All romances have a central love story and an emotionally satisfying ending. Beyond that, however, romance novels may have any tone or style, be set in any place or time, and have varying levels of sensuality—ranging from sweet to extremely hot. Romance fiction may be classified into various subgenres depending on setting and plot elements. These subgenres include: contemporary romances; historical romances including medieval and Regencies;  inspirational romances including Amish romances; paranormal romances including time travel, vampires, sci fi, fantasy; romantic suspense; and young adult romance (YA).

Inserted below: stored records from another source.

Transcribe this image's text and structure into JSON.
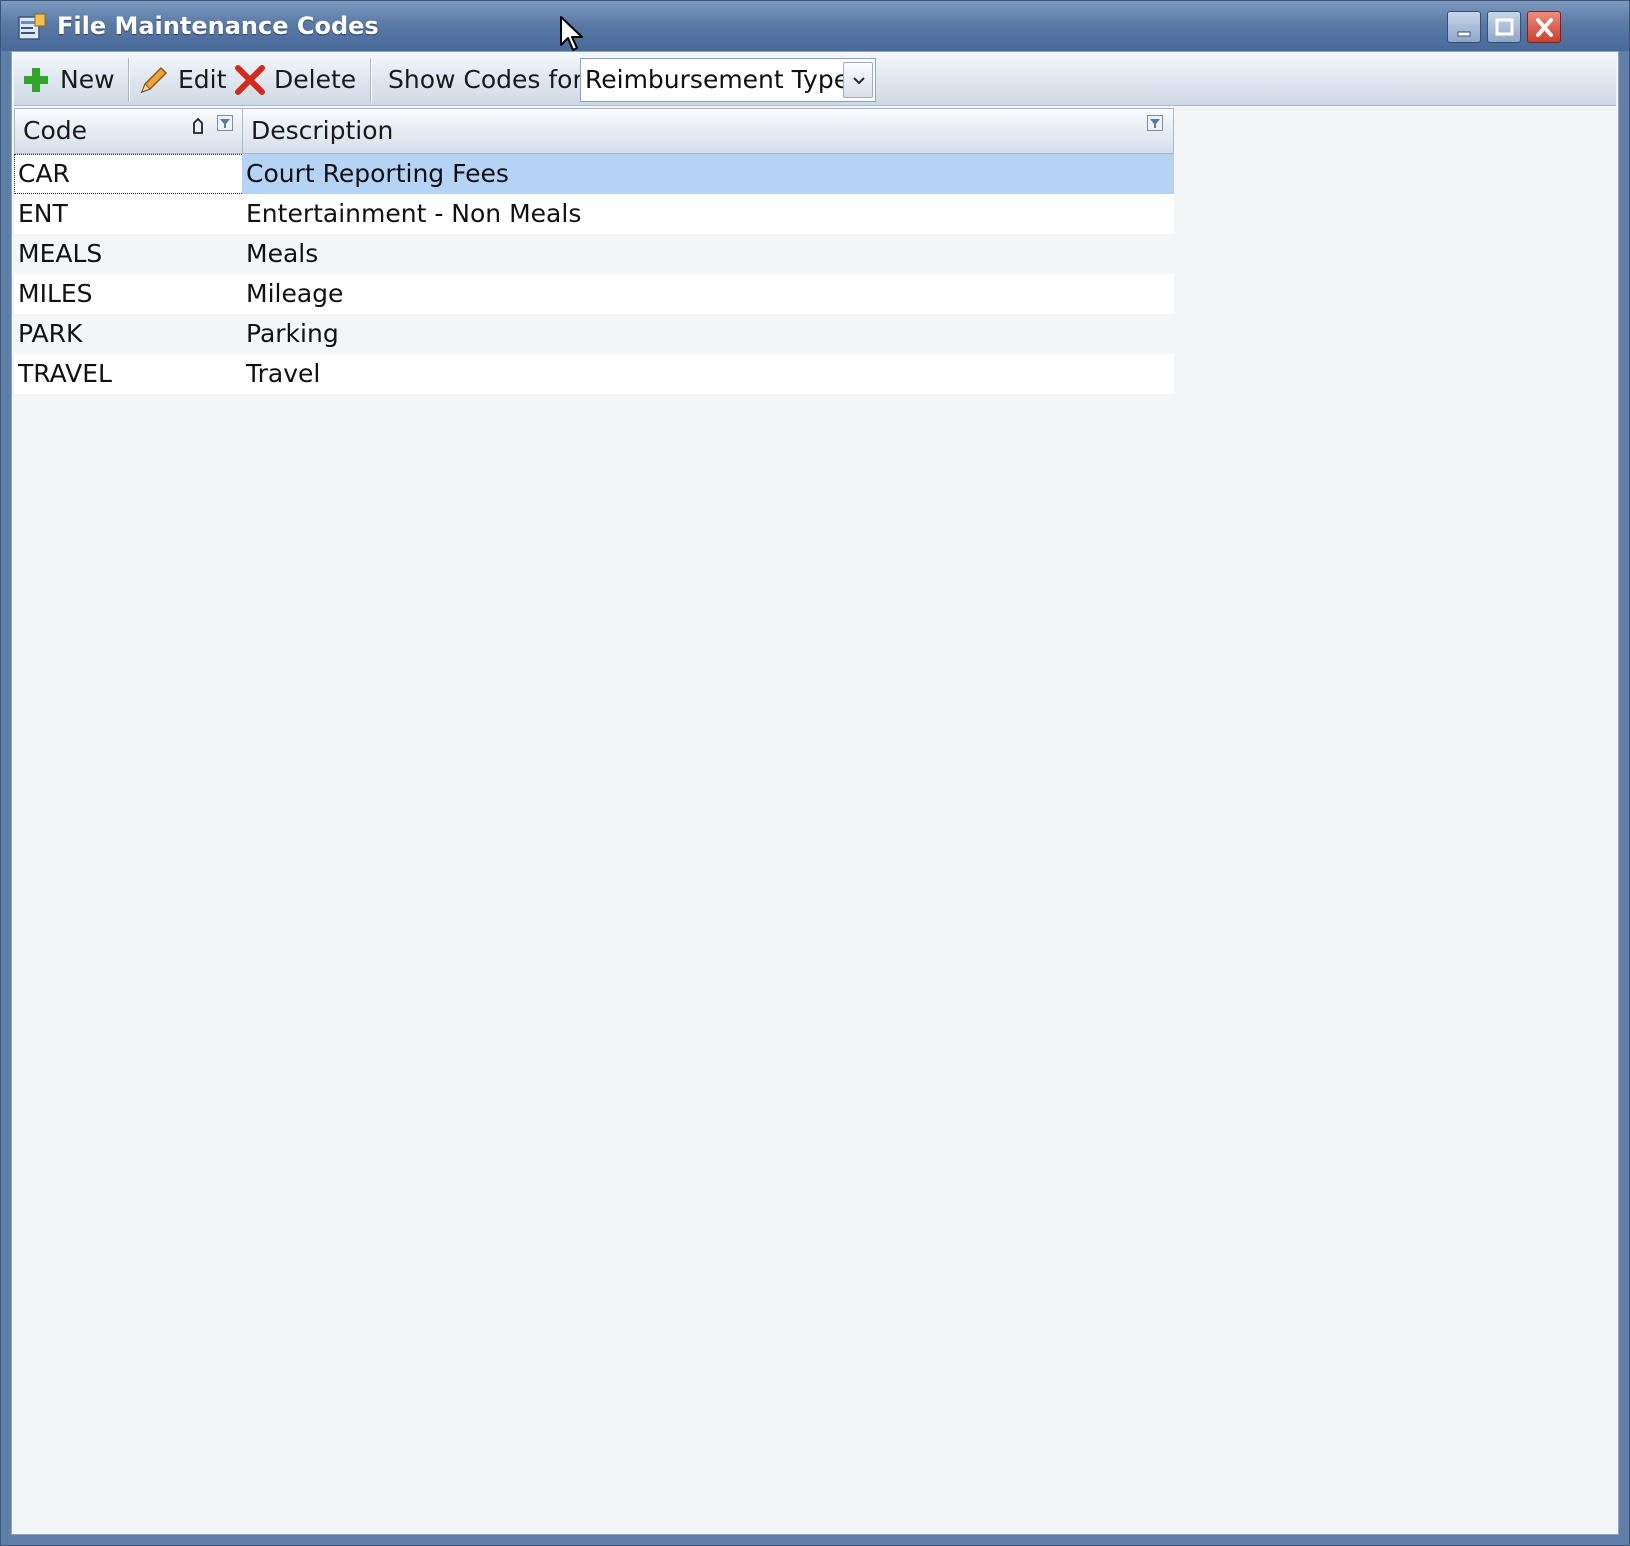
{
  "window": {
    "title": "File Maintenance Codes"
  },
  "toolbar": {
    "new_label": "New",
    "edit_label": "Edit",
    "delete_label": "Delete",
    "show_codes_label": "Show Codes for",
    "show_codes_value": "Reimbursement Types"
  },
  "grid": {
    "columns": [
      "Code",
      "Description"
    ],
    "sorted_column": "Code",
    "rows": [
      {
        "code": "CAR",
        "description": "Court Reporting Fees"
      },
      {
        "code": "ENT",
        "description": "Entertainment - Non Meals"
      },
      {
        "code": "MEALS",
        "description": "Meals"
      },
      {
        "code": "MILES",
        "description": "Mileage"
      },
      {
        "code": "PARK",
        "description": "Parking"
      },
      {
        "code": "TRAVEL",
        "description": "Travel"
      }
    ],
    "selected_row": 0
  },
  "colors": {
    "selection": "#b4d3f5",
    "titlebar": "#5a7aa6",
    "close_button": "#c8402d"
  }
}
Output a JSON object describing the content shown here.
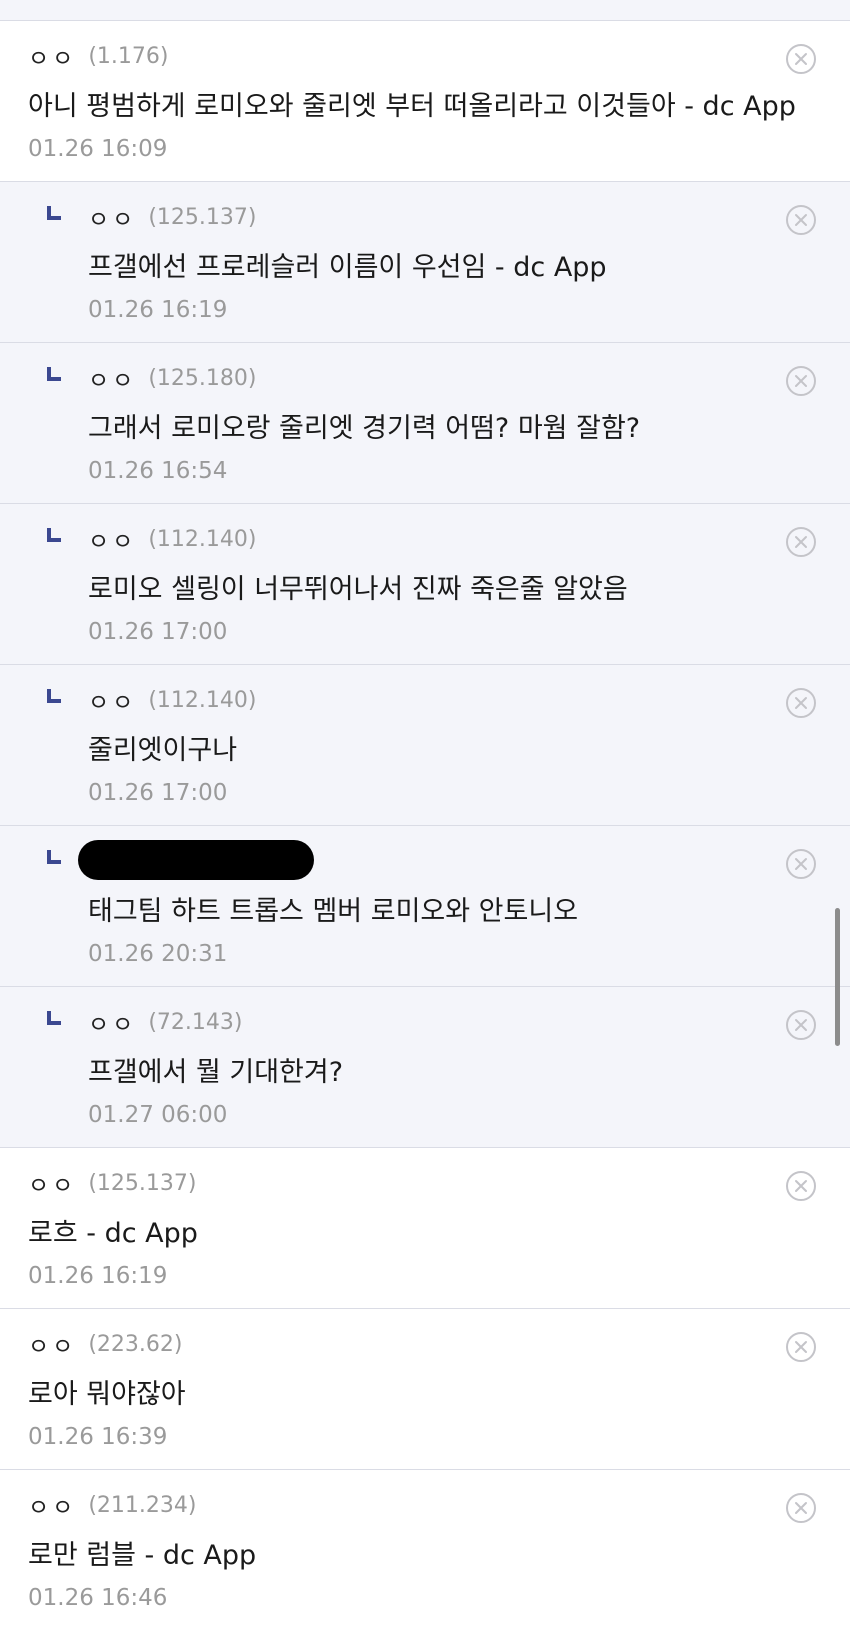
{
  "comments": [
    {
      "reply": false,
      "author": "ㅇㅇ",
      "ip": "(1.176)",
      "text": "아니 평범하게 로미오와 줄리엣 부터 떠올리라고 이것들아 - dc App",
      "time": "01.26 16:09",
      "redacted": false
    },
    {
      "reply": true,
      "author": "ㅇㅇ",
      "ip": "(125.137)",
      "text": "프갤에선 프로레슬러 이름이 우선임 - dc App",
      "time": "01.26 16:19",
      "redacted": false
    },
    {
      "reply": true,
      "author": "ㅇㅇ",
      "ip": "(125.180)",
      "text": "그래서 로미오랑 줄리엣 경기력 어떰? 마웜 잘함?",
      "time": "01.26 16:54",
      "redacted": false
    },
    {
      "reply": true,
      "author": "ㅇㅇ",
      "ip": "(112.140)",
      "text": "로미오 셀링이 너무뛰어나서 진짜 죽은줄 알았음",
      "time": "01.26 17:00",
      "redacted": false
    },
    {
      "reply": true,
      "author": "ㅇㅇ",
      "ip": "(112.140)",
      "text": "줄리엣이구나",
      "time": "01.26 17:00",
      "redacted": false
    },
    {
      "reply": true,
      "author": "",
      "ip": "",
      "text": "태그팀 하트 트롭스 멤버 로미오와 안토니오",
      "time": "01.26 20:31",
      "redacted": true
    },
    {
      "reply": true,
      "author": "ㅇㅇ",
      "ip": "(72.143)",
      "text": "프갤에서 뭘 기대한겨?",
      "time": "01.27 06:00",
      "redacted": false
    },
    {
      "reply": false,
      "author": "ㅇㅇ",
      "ip": "(125.137)",
      "text": "로흐 - dc App",
      "time": "01.26 16:19",
      "redacted": false
    },
    {
      "reply": false,
      "author": "ㅇㅇ",
      "ip": "(223.62)",
      "text": "로아 뭐야잖아",
      "time": "01.26 16:39",
      "redacted": false
    },
    {
      "reply": false,
      "author": "ㅇㅇ",
      "ip": "(211.234)",
      "text": "로만 럼블 - dc App",
      "time": "01.26 16:46",
      "redacted": false
    }
  ],
  "icons": {
    "delete": "close-circle-icon",
    "reply": "reply-arrow-icon"
  },
  "colors": {
    "reply_background": "#f4f5fa",
    "reply_mark": "#3b4890",
    "meta_text": "#9a9a9a",
    "divider": "#dadce5"
  }
}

Romances are sold in two formats: (1) Series or “category” romance books are issued under a common imprint and are numbered like those published by Harlequin/Silhouette, and  (2) Single-title romances which are usually longer and are not numbered. These can be paperbacks or hard covers.
·     Romance fiction generated $1.438 billion in sales in 2012.
·     Romance was the top-performing category on the best-seller lists in 2012 (across the NYT, USA Today, and PW best-seller lists).
·     74.8 million people read at least one romance novel in 2008. (source: RWA Reader Survey)
The Romance Book Buyer
·     Women make up 91 percent of romance book buyers, and men make up 9 percent.
·     The U.S. romance book buyer is most likely to be aged between 30 and 54 years.
·     Forty-four percent of romance book buyers consider themselves "frequent readers" (read quite a few romances); 31 percent are "avid readers" (almost always reading a romance novel); and 25 percent are "occasional readers" (on and off, like when on vacation).
·     Readers have been reading romance for a long time: 41 percent of romance book buyers have been reading romance for 20 years or more.
·         RWA/NYC is 27-years old.
·         Membership is shy of 100 members, both published, unpublished and self-published.
·         Our members have won the highest awards in the romance industry – the RITAs and Golden Heart Awards.  Plus, they regularly make the New York Times, USA Today, Amazon and Goodreads bestsellers lists.
·         We honor the leaders of the Romance Industry every year at our Golden Apple Awards.
·         The Kathryn Hayes’ We Need A Hero Contest had a record number of entries this past year, but unfortunately, there can only be one winner.